Giuseppe Verdi

Luisa Miller

  • Opera in Three ActsI
  • Premiere: 29. 2. 2020
Buy tickets

Luisa Miller (1849) was first staged in the Teatro San Carlo in Naples. While the works created by Verdi before this particular piece were regarded as much simpler, at least from the point of view of the motivation and emotions conveyed by their central characters, the composer’s further opus reveals his determination to build an entirely new and more complex world. In addition to Shakespeare, Schiller was undoubtedly Verdi's literary favourite, as the composer emphasised in his works the dignity of the human soul, thus exposing an unbelievable range of contents - from romantically stirred up to somewhat deeper philosophical reflections. What particularly drew the composer to Schiller’s dramatic source material, after which Cammarano wrote his libretto, was the story filled with passion, as well as the inevitability, with which the main protagonists are heading towards their tragic end – the fatal consequence of the family tragedies, intertwined with the determination and shaped by political and social life.

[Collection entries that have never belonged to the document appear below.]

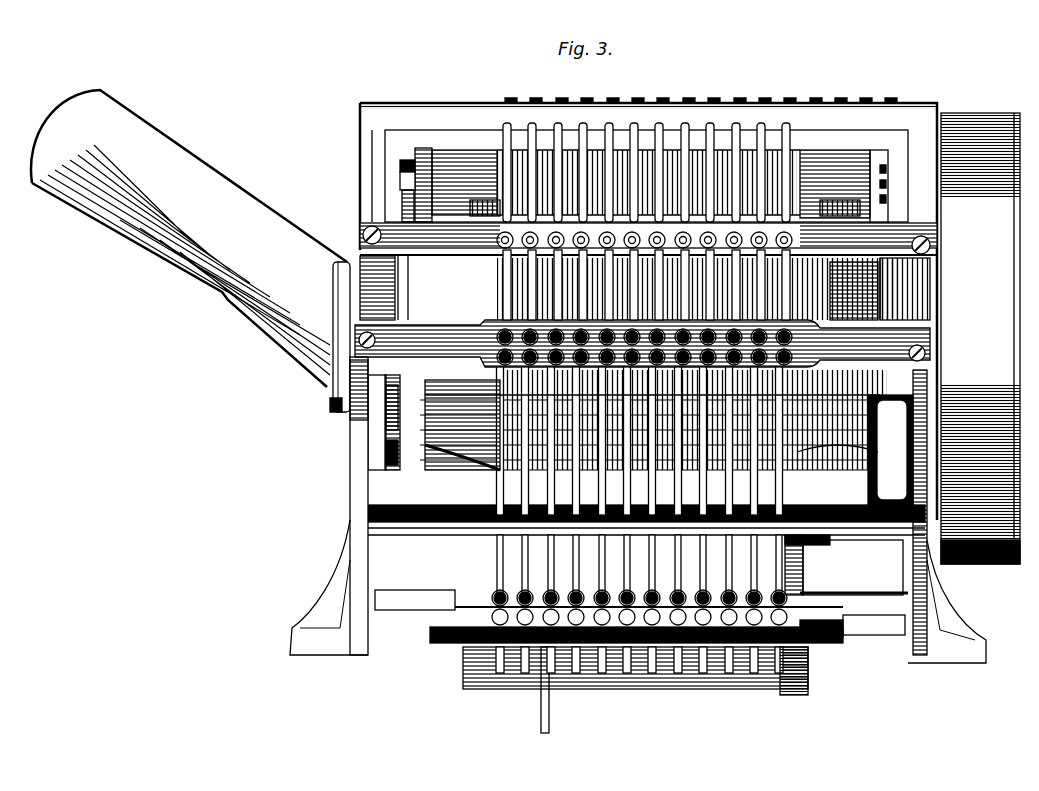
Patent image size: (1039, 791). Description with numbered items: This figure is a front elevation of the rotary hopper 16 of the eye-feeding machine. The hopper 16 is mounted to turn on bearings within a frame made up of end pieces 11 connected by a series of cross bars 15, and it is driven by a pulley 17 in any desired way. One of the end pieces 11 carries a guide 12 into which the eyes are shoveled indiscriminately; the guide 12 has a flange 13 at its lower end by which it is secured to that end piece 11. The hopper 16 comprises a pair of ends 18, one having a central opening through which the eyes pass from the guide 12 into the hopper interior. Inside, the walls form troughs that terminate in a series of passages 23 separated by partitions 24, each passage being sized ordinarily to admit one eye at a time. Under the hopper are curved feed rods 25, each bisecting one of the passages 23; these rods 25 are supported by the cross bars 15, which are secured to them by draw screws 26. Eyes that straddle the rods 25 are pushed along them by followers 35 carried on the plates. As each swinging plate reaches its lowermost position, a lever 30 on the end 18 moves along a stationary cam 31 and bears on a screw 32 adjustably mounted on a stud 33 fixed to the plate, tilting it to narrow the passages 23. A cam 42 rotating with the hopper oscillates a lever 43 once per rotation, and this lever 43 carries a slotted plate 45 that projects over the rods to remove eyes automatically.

The end pieces 11 is at (350, 565).
The guide 12 is at (166, 145).
The flange 13 is at (338, 418).
The cross bars 15 is at (448, 108).
The rotary hopper 16 is at (812, 155).
The pulley 17 is at (960, 118).
The ends 18 is at (425, 148).
The passages 23 is at (495, 440).
The partitions 24 is at (545, 425).
The feed rods 25 is at (505, 140).
The draw screws 26 is at (697, 104).
The lever 30 is at (398, 210).
The cam 31 is at (395, 420).
The screw 32 is at (400, 165).
The stud 33 is at (398, 185).
The followers 35 is at (812, 215).
The cam 42 is at (835, 328).
The lever 43 is at (805, 578).
The slotted plate 45 is at (700, 694).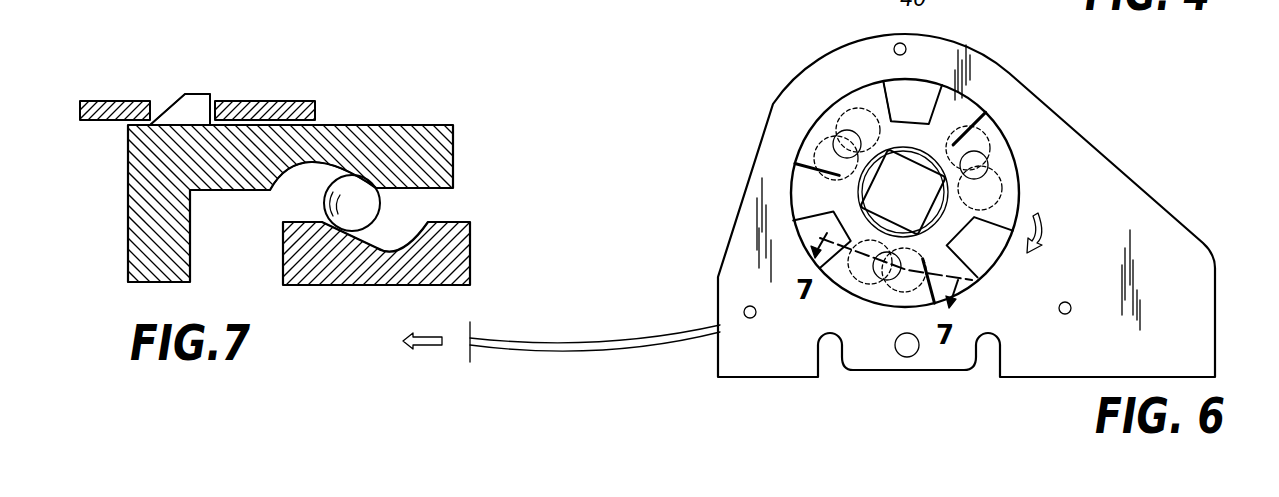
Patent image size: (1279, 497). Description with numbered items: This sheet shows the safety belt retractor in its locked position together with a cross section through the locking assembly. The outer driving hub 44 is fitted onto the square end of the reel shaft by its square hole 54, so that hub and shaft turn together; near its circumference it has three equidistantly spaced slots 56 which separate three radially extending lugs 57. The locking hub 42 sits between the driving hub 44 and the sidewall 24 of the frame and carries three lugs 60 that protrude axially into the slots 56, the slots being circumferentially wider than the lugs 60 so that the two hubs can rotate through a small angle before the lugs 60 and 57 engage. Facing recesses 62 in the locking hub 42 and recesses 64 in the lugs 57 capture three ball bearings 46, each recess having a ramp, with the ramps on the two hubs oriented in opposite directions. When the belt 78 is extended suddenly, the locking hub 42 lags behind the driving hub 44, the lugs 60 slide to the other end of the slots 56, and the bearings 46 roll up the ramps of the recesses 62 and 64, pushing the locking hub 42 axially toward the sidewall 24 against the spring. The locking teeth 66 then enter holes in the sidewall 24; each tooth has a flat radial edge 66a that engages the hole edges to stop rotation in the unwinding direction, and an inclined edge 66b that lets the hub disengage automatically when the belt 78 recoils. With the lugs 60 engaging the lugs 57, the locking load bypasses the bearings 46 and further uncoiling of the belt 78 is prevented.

In FIG. 7, the sidewall 24 is at (108, 99).
In FIG. 6, the sidewall 24 is at (1213, 288).
In FIG. 7, the locking hub 42 is at (128, 150).
In FIG. 7, the outer driving hub 44 is at (283, 280).
In FIG. 7, the ball bearings 46 is at (357, 192).
In FIG. 6, the square hole 54 is at (935, 297).
In FIG. 6, the slots 56 is at (802, 183).
In FIG. 6, the lugs 57 is at (855, 95).
In FIG. 7, the lugs 60 is at (128, 233).
In FIG. 6, the lugs 60 is at (803, 226).
In FIG. 7, the recesses 62 is at (285, 182).
In FIG. 6, the recesses 62 is at (859, 60).
In FIG. 7, the recesses 64 is at (420, 235).
In FIG. 7, the locking teeth 66 is at (196, 98).
In FIG. 7, the flat edge 66a is at (215, 96).
In FIG. 7, the inclined edge 66b is at (165, 98).
In FIG. 6, the belt 78 is at (562, 353).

The psychologically pervasive and multifaceted characters – above all Luisa, who is trapped into a political plot and Rodolfo, who is unable to accept her decision to marry another man, as well as the fact that the lovers failed to see the game of intrigue in time, were more than just a good foundation for revealing Verdi's talent for beautiful lyrical lines and refined orchestration. Although the composer's later operas slightly overshadowed Luisa Miller, it nevertheless managed to remain on the repertoires of the opera theatres around the world. The work, filled with beauty and nobility, always defied the tastes of fashion, and especially the famous Rudolph's aria Quando le sere al placido has been historically recognized as one of the pearls of the classical tenor repertoire.

Returning to Ljubljana after quite a few years is the renowned stage director Lutz Hochstraate who has staged our theatre La traviata that has been performed on our stage for many years. This time our conductor's podium is reserved for the Czech conductor David Švec.